『企業化する士業と、勝者のメンタリティ』
出版社:金融ブックス
著者:佐藤 良雄、榊原 陸
日本屈指の士業グループ「SATOグループ」を率いる佐藤良雄氏の仕事の進め方と経営指針が分かるビジネス書。士業経営者にとって、令和の士業ビジネスの在り方や、事務所拡大の秘訣に示唆を得られる。 巻末付録には、特に示唆が得られる仕事の定義について抽出して掲載している。
https://www.kinyubooks.co.jp/shopdetail/000000000514/
阪本コメント
佐藤良雄氏が代表を務められているSATOグループさんは、個人的に、開業から社会保険労務士事務所だと思っていたのですが、1977年に行政書士事務所として開業されていたのにまず驚きました。
そして、士業事務所はビジネス色を出すと同業者から叩かれることがあるのですが、士業であっても一人の経営者として、新規顧客の開拓が代表者に課せられた役割であることが述べられています。
新規顧客の開拓のためには、代表者はハードワークをしなければなりません。

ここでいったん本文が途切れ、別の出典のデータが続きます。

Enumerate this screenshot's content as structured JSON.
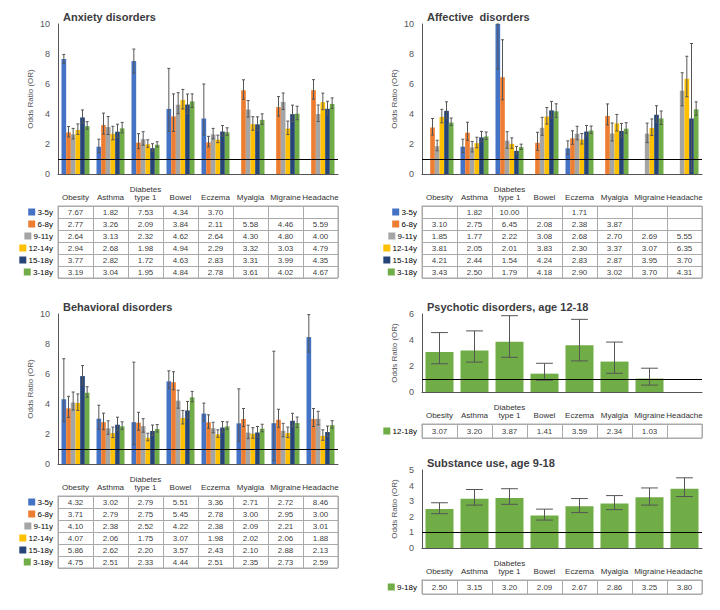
{
  "chart_data": [
    {
      "type": "bar",
      "title": "Anxiety disorders",
      "y_label": "Odds Ratio (OR)",
      "categories": [
        "Obesity",
        "Asthma",
        "Diabetes\ntype 1",
        "Bowel",
        "Eczema",
        "Myalgia",
        "Migraine",
        "Headache"
      ],
      "ylim": [
        0,
        10
      ],
      "yticks": [
        0,
        2,
        4,
        6,
        8,
        10
      ],
      "reference_line": 1,
      "grid": false,
      "tick_labels": "y",
      "data_labels": true,
      "series": [
        {
          "name": "3-5y",
          "color": "#4472C4",
          "values": [
            7.67,
            1.82,
            7.53,
            4.34,
            3.7,
            null,
            null,
            null
          ],
          "value_labels": [
            "7.67",
            "1.82",
            "7.53",
            "4.34",
            "3.70",
            null,
            null,
            null
          ],
          "err_upper": [
            0.3,
            0.5,
            0.8,
            2.7,
            2.3,
            null,
            null,
            null
          ],
          "err_lower": [
            0.3,
            0.4,
            0.8,
            1.5,
            1.1,
            null,
            null,
            null
          ]
        },
        {
          "name": "6-8y",
          "color": "#ED7D31",
          "values": [
            2.77,
            3.26,
            2.09,
            3.84,
            2.11,
            5.58,
            4.46,
            5.59
          ],
          "value_labels": [
            "2.77",
            "3.26",
            "2.09",
            "3.84",
            "2.11",
            "5.58",
            "4.46",
            "5.59"
          ],
          "err_upper": [
            0.4,
            0.8,
            0.6,
            1.5,
            0.4,
            0.7,
            0.7,
            0.7
          ],
          "err_lower": [
            0.3,
            0.6,
            0.4,
            1.0,
            0.3,
            0.6,
            0.6,
            0.6
          ]
        },
        {
          "name": "9-11y",
          "color": "#A5A5A5",
          "values": [
            2.64,
            3.13,
            2.32,
            4.62,
            2.64,
            4.3,
            4.8,
            4.0
          ],
          "value_labels": [
            "2.64",
            "3.13",
            "2.32",
            "4.62",
            "2.64",
            "4.30",
            "4.80",
            "4.00"
          ],
          "err_upper": [
            0.4,
            0.7,
            0.5,
            0.8,
            0.4,
            0.6,
            0.6,
            0.6
          ],
          "err_lower": [
            0.3,
            0.5,
            0.4,
            0.6,
            0.3,
            0.5,
            0.5,
            0.5
          ]
        },
        {
          "name": "12-14y",
          "color": "#FFC000",
          "values": [
            2.94,
            2.68,
            1.98,
            4.94,
            2.29,
            3.32,
            3.03,
            4.79
          ],
          "value_labels": [
            "2.94",
            "2.68",
            "1.98",
            "4.94",
            "2.29",
            "3.32",
            "3.03",
            "4.79"
          ],
          "err_upper": [
            0.4,
            0.5,
            0.3,
            0.7,
            0.3,
            0.5,
            0.5,
            0.6
          ],
          "err_lower": [
            0.3,
            0.4,
            0.2,
            0.6,
            0.2,
            0.4,
            0.4,
            0.5
          ]
        },
        {
          "name": "15-18y",
          "color": "#264478",
          "values": [
            3.77,
            2.82,
            1.72,
            4.63,
            2.83,
            3.31,
            3.99,
            4.35
          ],
          "value_labels": [
            "3.77",
            "2.82",
            "1.72",
            "4.63",
            "2.83",
            "3.31",
            "3.99",
            "4.35"
          ],
          "err_upper": [
            0.5,
            0.5,
            0.3,
            0.7,
            0.4,
            0.5,
            0.6,
            0.5
          ],
          "err_lower": [
            0.4,
            0.4,
            0.2,
            0.6,
            0.3,
            0.4,
            0.5,
            0.4
          ]
        },
        {
          "name": "3-18y",
          "color": "#70AD47",
          "values": [
            3.19,
            3.04,
            1.95,
            4.84,
            2.78,
            3.61,
            4.02,
            4.67
          ],
          "value_labels": [
            "3.19",
            "3.04",
            "1.95",
            "4.84",
            "2.78",
            "3.61",
            "4.02",
            "4.67"
          ],
          "err_upper": [
            0.3,
            0.4,
            0.2,
            0.5,
            0.3,
            0.4,
            0.5,
            0.4
          ],
          "err_lower": [
            0.2,
            0.3,
            0.15,
            0.4,
            0.2,
            0.3,
            0.4,
            0.3
          ]
        }
      ]
    },
    {
      "type": "bar",
      "title": "Affective  disorders",
      "y_label": "Odds Ratio (OR)",
      "categories": [
        "Obesity",
        "Asthma",
        "Diabetes\ntype 1",
        "Bowel",
        "Eczema",
        "Myalgia",
        "Migraine",
        "Headache"
      ],
      "ylim": [
        0,
        10
      ],
      "yticks": [
        0,
        2,
        4,
        6,
        8,
        10
      ],
      "reference_line": 1,
      "grid": false,
      "tick_labels": "y",
      "data_labels": true,
      "series": [
        {
          "name": "3-5y",
          "color": "#4472C4",
          "values": [
            null,
            1.82,
            10.0,
            null,
            1.71,
            null,
            null,
            null
          ],
          "value_labels": [
            null,
            "1.82",
            "10.00",
            null,
            "1.71",
            null,
            null,
            null
          ],
          "err_upper": [
            null,
            0.5,
            0.0,
            null,
            0.5,
            null,
            null,
            null
          ],
          "err_lower": [
            null,
            0.4,
            3.0,
            null,
            0.4,
            null,
            null,
            null
          ]
        },
        {
          "name": "6-8y",
          "color": "#ED7D31",
          "values": [
            3.1,
            2.75,
            6.45,
            2.08,
            2.38,
            3.87,
            null,
            null
          ],
          "value_labels": [
            "3.10",
            "2.75",
            "6.45",
            "2.08",
            "2.38",
            "3.87",
            null,
            null
          ],
          "err_upper": [
            0.6,
            0.7,
            2.5,
            0.7,
            0.5,
            0.8,
            null,
            null
          ],
          "err_lower": [
            0.5,
            0.5,
            1.5,
            0.5,
            0.4,
            0.6,
            null,
            null
          ]
        },
        {
          "name": "9-11y",
          "color": "#A5A5A5",
          "values": [
            1.85,
            1.77,
            2.22,
            3.08,
            2.68,
            2.7,
            2.69,
            5.55
          ],
          "value_labels": [
            "1.85",
            "1.77",
            "2.22",
            "3.08",
            "2.68",
            "2.70",
            "2.69",
            "5.55"
          ],
          "err_upper": [
            0.4,
            0.4,
            0.6,
            0.7,
            0.5,
            0.7,
            0.7,
            1.2
          ],
          "err_lower": [
            0.3,
            0.3,
            0.5,
            0.5,
            0.4,
            0.5,
            0.6,
            1.0
          ]
        },
        {
          "name": "12-14y",
          "color": "#FFC000",
          "values": [
            3.81,
            2.05,
            2.01,
            3.83,
            2.3,
            3.37,
            3.07,
            6.35
          ],
          "value_labels": [
            "3.81",
            "2.05",
            "2.01",
            "3.83",
            "2.30",
            "3.37",
            "3.07",
            "6.35"
          ],
          "err_upper": [
            0.5,
            0.4,
            0.4,
            0.6,
            0.4,
            0.6,
            0.6,
            1.5
          ],
          "err_lower": [
            0.4,
            0.3,
            0.3,
            0.5,
            0.3,
            0.5,
            0.5,
            1.2
          ]
        },
        {
          "name": "15-18y",
          "color": "#264478",
          "values": [
            4.21,
            2.44,
            1.54,
            4.24,
            2.83,
            2.87,
            3.95,
            3.7
          ],
          "value_labels": [
            "4.21",
            "2.44",
            "1.54",
            "4.24",
            "2.83",
            "2.87",
            "3.95",
            "3.70"
          ],
          "err_upper": [
            0.6,
            0.4,
            0.3,
            0.6,
            0.4,
            0.5,
            0.6,
            5.0
          ],
          "err_lower": [
            0.5,
            0.3,
            0.2,
            0.5,
            0.3,
            0.4,
            0.5,
            3.5
          ]
        },
        {
          "name": "3-18y",
          "color": "#70AD47",
          "values": [
            3.43,
            2.5,
            1.79,
            4.18,
            2.9,
            3.02,
            3.7,
            4.31
          ],
          "value_labels": [
            "3.43",
            "2.50",
            "1.79",
            "4.18",
            "2.90",
            "3.02",
            "3.70",
            "4.31"
          ],
          "err_upper": [
            0.3,
            0.3,
            0.2,
            0.5,
            0.3,
            0.4,
            0.5,
            0.5
          ],
          "err_lower": [
            0.2,
            0.2,
            0.15,
            0.4,
            0.2,
            0.3,
            0.4,
            0.4
          ]
        }
      ]
    },
    {
      "type": "bar",
      "title": "Behavioral disorders",
      "y_label": "Odds Ratio (OR)",
      "categories": [
        "Obesity",
        "Asthma",
        "Diabetes\ntype 1",
        "Bowel",
        "Eczema",
        "Myalgia",
        "Migraine",
        "Headache"
      ],
      "ylim": [
        0,
        10
      ],
      "yticks": [
        0,
        2,
        4,
        6,
        8,
        10
      ],
      "reference_line": 1,
      "grid": false,
      "tick_labels": "y",
      "data_labels": true,
      "series": [
        {
          "name": "3-5y",
          "color": "#4472C4",
          "values": [
            4.32,
            3.02,
            2.79,
            5.51,
            3.36,
            2.71,
            2.72,
            8.46
          ],
          "value_labels": [
            "4.32",
            "3.02",
            "2.79",
            "5.51",
            "3.36",
            "2.71",
            "2.72",
            "8.46"
          ],
          "err_upper": [
            2.7,
            0.9,
            4.0,
            0.7,
            0.7,
            2.3,
            4.8,
            1.5
          ],
          "err_lower": [
            1.5,
            0.7,
            1.5,
            0.5,
            0.5,
            1.2,
            2.5,
            1.0
          ]
        },
        {
          "name": "6-8y",
          "color": "#ED7D31",
          "values": [
            3.71,
            2.79,
            2.75,
            5.45,
            2.78,
            3.0,
            2.95,
            3.0
          ],
          "value_labels": [
            "3.71",
            "2.79",
            "2.75",
            "5.45",
            "2.78",
            "3.00",
            "2.95",
            "3.00"
          ],
          "err_upper": [
            0.8,
            0.6,
            0.7,
            0.7,
            0.5,
            0.7,
            0.7,
            0.7
          ],
          "err_lower": [
            0.6,
            0.5,
            0.5,
            0.5,
            0.4,
            0.5,
            0.5,
            0.5
          ]
        },
        {
          "name": "9-11y",
          "color": "#A5A5A5",
          "values": [
            4.1,
            2.38,
            2.52,
            4.22,
            2.38,
            2.09,
            2.21,
            3.01
          ],
          "value_labels": [
            "4.10",
            "2.38",
            "2.52",
            "4.22",
            "2.38",
            "2.09",
            "2.21",
            "3.01"
          ],
          "err_upper": [
            0.7,
            0.5,
            0.5,
            0.7,
            0.4,
            0.5,
            0.5,
            0.5
          ],
          "err_lower": [
            0.5,
            0.4,
            0.4,
            0.5,
            0.3,
            0.4,
            0.4,
            0.4
          ]
        },
        {
          "name": "12-14y",
          "color": "#FFC000",
          "values": [
            4.07,
            2.06,
            1.75,
            3.07,
            1.98,
            2.02,
            2.06,
            1.88
          ],
          "value_labels": [
            "4.07",
            "2.06",
            "1.75",
            "3.07",
            "1.98",
            "2.02",
            "2.06",
            "1.88"
          ],
          "err_upper": [
            0.6,
            0.4,
            0.3,
            0.5,
            0.3,
            0.4,
            0.4,
            0.4
          ],
          "err_lower": [
            0.5,
            0.3,
            0.2,
            0.4,
            0.2,
            0.3,
            0.3,
            0.3
          ]
        },
        {
          "name": "15-18y",
          "color": "#264478",
          "values": [
            5.86,
            2.62,
            2.2,
            3.57,
            2.43,
            2.1,
            2.88,
            2.13
          ],
          "value_labels": [
            "5.86",
            "2.62",
            "2.20",
            "3.57",
            "2.43",
            "2.10",
            "2.88",
            "2.13"
          ],
          "err_upper": [
            0.7,
            0.5,
            0.4,
            0.6,
            0.4,
            0.4,
            0.5,
            0.4
          ],
          "err_lower": [
            0.6,
            0.4,
            0.3,
            0.5,
            0.3,
            0.3,
            0.4,
            0.3
          ]
        },
        {
          "name": "3-18y",
          "color": "#70AD47",
          "values": [
            4.75,
            2.51,
            2.33,
            4.44,
            2.51,
            2.35,
            2.73,
            2.59
          ],
          "value_labels": [
            "4.75",
            "2.51",
            "2.33",
            "4.44",
            "2.51",
            "2.35",
            "2.73",
            "2.59"
          ],
          "err_upper": [
            0.4,
            0.3,
            0.3,
            0.4,
            0.3,
            0.3,
            0.4,
            0.3
          ],
          "err_lower": [
            0.3,
            0.2,
            0.2,
            0.3,
            0.2,
            0.2,
            0.3,
            0.2
          ]
        }
      ]
    },
    {
      "type": "bar",
      "title": "Psychotic disorders, age 12-18",
      "y_label": "Odds Ratio (OR)",
      "categories": [
        "Obesity",
        "Asthma",
        "Diabetes\ntype 1",
        "Bowel",
        "Eczema",
        "Myalgia",
        "Migraine",
        "Headache"
      ],
      "ylim": [
        0,
        6
      ],
      "yticks": [
        0,
        2,
        4,
        6
      ],
      "reference_line": 1,
      "grid": false,
      "tick_labels": "y",
      "data_labels": true,
      "series": [
        {
          "name": "12-18y",
          "color": "#70AD47",
          "values": [
            3.07,
            3.2,
            3.87,
            1.41,
            3.59,
            2.34,
            1.03,
            null
          ],
          "value_labels": [
            "3.07",
            "3.20",
            "3.87",
            "1.41",
            "3.59",
            "2.34",
            "1.03",
            null
          ],
          "err_upper": [
            1.5,
            1.5,
            2.0,
            0.8,
            2.0,
            1.5,
            0.8,
            null
          ],
          "err_lower": [
            0.9,
            0.9,
            1.2,
            0.5,
            1.2,
            0.9,
            0.5,
            null
          ]
        }
      ]
    },
    {
      "type": "bar",
      "title": "Substance use, age 9-18",
      "y_label": "Odds Ratio (OR)",
      "categories": [
        "Obesity",
        "Asthma",
        "Diabetes\ntype 1",
        "Bowel",
        "Eczema",
        "Myalgia",
        "Migraine",
        "Headache"
      ],
      "ylim": [
        0,
        5
      ],
      "yticks": [
        0,
        1,
        2,
        3,
        4,
        5
      ],
      "reference_line": 1,
      "grid": false,
      "tick_labels": "y",
      "data_labels": true,
      "series": [
        {
          "name": "9-18y",
          "color": "#70AD47",
          "values": [
            2.5,
            3.15,
            3.2,
            2.09,
            2.67,
            2.86,
            3.25,
            3.8
          ],
          "value_labels": [
            "2.50",
            "3.15",
            "3.20",
            "2.09",
            "2.67",
            "2.86",
            "3.25",
            "3.80"
          ],
          "err_upper": [
            0.4,
            0.6,
            0.6,
            0.4,
            0.5,
            0.5,
            0.6,
            0.7
          ],
          "err_lower": [
            0.3,
            0.4,
            0.4,
            0.3,
            0.4,
            0.4,
            0.5,
            0.5
          ]
        }
      ]
    }
  ]
}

とはいえ、闇雲にハードワークしてもそれは単なる消耗戦、自身(自事務所)の強みを理解して、正しい方向でのハードワークが必要だと言えるでしょう。
私の周りにいらっしゃる行政書士事務所の代表者の方々と情報交換するテーマとして、スタッフの採用と教育があります。
良い顧客と仕事をすること。だから経営者のもっとも重要な仕事のひとつは、良い顧客を獲得すること
P194より
WEB集客は質の悪い問合せしか来ないように思われているのが一般的のようですが、正しい方向で準備を進めれば、WEBからでも良い顧客を獲得することができます。そのかわり、顧客の悩みに寄り添った良質なページを準備しなければなりませんので、WEB集客の場面でもハードワークは大切だと言えるでしょう。
泉谷コメント
私は皆が褒めていると素直に褒める気になれない性格なので、やや斜に構えて読み始めたのですが、ゼロから日本最大クラスの士業グループを作り上げた佐藤氏の話に突っ込みを入れられる訳もなく、大きな組織を作り上げる人物の凄みというものを感じざるを得ません。
読後感としては、偉人の伝記を読んだときのそれに近いと感じました。
SATOグループが大きくなったときとは時代背景や社会環境は当然に違うわけですが、士業事務所の経営者であれば何かしら得るものはあると思いますので、それほど厚い本でもありませんし、読んで損はないのではないでしょうか。
個人的には、
これまでの顧客とはすでに信頼関係が築かれていますから、これから使う時間は将来の顧客を作るために使うべきです。
P.127より
の前後を読んでどう感じるかによって、どのような事務所を志向しているかの指標になるのではと思います。
岩本コメント
SATOグループの、というよりもそれを軸にして、社会保険労務士や行政書士に限らず大手士業事務所の様々な事業戦略や考え方が紹介されています。
事業規模の拡大を目指す行政書士だけでなく、対極にある一人事務所の行政書士にも、事務所のサービスを組み上げる際の様々なヒントを得られるのではないでしょうか。
クラウドサービス等によって士業事務所の周辺業務に様々な企業が進出したいま、士業事務所の企業化と、士業事務所ならではの専門性・安心感のバランスをどのように取っていくのか、悩まれている人には一つの指針としてに参考になるはずです。
専門的な技術や知識が一番ではなく、人間的な側面が第一。専門的知識は最後でいい。
P221より
顧客から信頼を得られる人材について言及されたこの記述は、ウェブサイトのページを作っていくときにもそのまま当てはまりますね。